Yeni Li, Arvind Sundaram, Hany S. Abdel-Khalik, Paul W. Talbot
Nuclear Science and Engineering | Volume 196 | Number 5 | May 2022 | Pages 544-567
Technical Paper | doi.org/10.1080/00295639.2021.1997041
Articles are hosted by Taylor and Francis Online.
As industries take advantage of the widely adopted digitalization of industrial control systems, concerns are heightened about their potential vulnerabilities to adversarial attacks.

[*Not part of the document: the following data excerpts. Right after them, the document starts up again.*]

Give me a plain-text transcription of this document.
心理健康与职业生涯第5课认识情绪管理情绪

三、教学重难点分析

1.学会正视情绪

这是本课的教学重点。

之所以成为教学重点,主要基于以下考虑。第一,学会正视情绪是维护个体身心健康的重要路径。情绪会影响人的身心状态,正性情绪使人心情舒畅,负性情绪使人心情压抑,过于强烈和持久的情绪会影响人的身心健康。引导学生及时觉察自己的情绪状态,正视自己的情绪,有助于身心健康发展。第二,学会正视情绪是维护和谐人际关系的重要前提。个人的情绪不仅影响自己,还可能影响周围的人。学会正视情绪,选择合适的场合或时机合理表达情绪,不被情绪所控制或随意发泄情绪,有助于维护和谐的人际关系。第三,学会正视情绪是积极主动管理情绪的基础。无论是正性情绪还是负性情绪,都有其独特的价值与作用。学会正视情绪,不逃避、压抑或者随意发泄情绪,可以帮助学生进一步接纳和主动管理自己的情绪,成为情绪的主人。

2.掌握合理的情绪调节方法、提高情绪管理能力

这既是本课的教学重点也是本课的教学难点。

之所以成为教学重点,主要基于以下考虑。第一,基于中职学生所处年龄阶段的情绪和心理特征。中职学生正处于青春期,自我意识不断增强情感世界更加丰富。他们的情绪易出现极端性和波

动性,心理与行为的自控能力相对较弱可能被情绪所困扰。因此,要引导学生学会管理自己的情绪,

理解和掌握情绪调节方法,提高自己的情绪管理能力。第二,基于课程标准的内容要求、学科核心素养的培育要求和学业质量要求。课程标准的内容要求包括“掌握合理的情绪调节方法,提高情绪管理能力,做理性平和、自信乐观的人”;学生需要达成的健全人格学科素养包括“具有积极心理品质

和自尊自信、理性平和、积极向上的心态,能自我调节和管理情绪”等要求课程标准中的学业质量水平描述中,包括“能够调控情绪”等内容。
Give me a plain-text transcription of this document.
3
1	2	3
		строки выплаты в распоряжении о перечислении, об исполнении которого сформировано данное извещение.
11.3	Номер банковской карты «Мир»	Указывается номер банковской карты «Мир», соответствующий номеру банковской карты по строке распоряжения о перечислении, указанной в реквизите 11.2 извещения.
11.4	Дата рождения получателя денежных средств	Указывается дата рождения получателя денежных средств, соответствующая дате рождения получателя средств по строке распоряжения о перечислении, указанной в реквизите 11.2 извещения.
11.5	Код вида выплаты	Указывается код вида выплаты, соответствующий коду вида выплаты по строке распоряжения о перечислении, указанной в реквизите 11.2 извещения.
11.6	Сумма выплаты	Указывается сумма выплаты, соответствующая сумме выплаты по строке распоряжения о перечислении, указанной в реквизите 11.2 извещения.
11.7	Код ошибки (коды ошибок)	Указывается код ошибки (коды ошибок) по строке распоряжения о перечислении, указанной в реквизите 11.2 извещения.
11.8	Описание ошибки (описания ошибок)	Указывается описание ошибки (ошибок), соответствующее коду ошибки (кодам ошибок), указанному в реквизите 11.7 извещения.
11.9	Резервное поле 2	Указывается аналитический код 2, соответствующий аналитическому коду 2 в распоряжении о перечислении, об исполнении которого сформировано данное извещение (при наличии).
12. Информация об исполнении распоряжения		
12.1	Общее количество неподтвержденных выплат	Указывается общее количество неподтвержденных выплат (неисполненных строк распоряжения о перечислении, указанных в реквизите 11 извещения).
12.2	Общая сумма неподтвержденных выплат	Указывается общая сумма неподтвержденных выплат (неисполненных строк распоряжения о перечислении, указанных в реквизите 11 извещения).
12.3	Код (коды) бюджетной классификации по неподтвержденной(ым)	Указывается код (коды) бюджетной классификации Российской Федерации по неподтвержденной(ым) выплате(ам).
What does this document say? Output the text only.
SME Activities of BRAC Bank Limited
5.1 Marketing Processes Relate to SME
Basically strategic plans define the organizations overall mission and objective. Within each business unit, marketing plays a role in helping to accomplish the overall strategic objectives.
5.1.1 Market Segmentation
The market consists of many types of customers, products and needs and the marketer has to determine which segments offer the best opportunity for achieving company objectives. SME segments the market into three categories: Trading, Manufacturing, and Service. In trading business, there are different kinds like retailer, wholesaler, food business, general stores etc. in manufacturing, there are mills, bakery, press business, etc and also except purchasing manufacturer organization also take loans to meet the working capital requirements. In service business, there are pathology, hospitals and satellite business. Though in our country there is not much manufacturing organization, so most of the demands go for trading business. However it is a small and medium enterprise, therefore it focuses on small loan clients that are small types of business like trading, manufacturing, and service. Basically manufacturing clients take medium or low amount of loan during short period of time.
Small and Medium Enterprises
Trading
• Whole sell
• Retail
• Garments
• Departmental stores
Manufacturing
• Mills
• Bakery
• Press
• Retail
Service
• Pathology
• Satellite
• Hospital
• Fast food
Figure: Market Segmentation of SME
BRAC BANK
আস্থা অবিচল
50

False data injection attack is one of the most realistic threats because the attack could be as simple as performing a reply attack allowing attackers to circumvent conventional anomaly detection methods. This attack scenario is real for critical systems, e.g., nuclear reactors, chemical plants, etc., because physics-based simulators for a wide range of critical systems can be found in the open market providing the means to generate physics-conforming attack. The state-of-the-art monitoring techniques have proven effective in detecting sudden variations from established recurring patterns, derived by model-based or data-driven techniques, considered to represent normal behavior. This paper further develops a new method designed to detect subtle variations expected with stealthy attacks that rely on intimate knowledge of the system. The method employs physics modeling and feature engineering to design mathematical features that can detect subtle deviations from normal process variation. This work extends the method to real-time analysis and employs a new denoising filter to ensure resiliency to noise, i.e., ability to distinguish subtle variations from normal process noise. The method applicability is exemplified using a hypothesized triangle attack, recently demonstrated to be extremely effective in bypassing detection by conventional monitoring techniques, applied to a representative nuclear reactor system model using the RELAP5 computer code.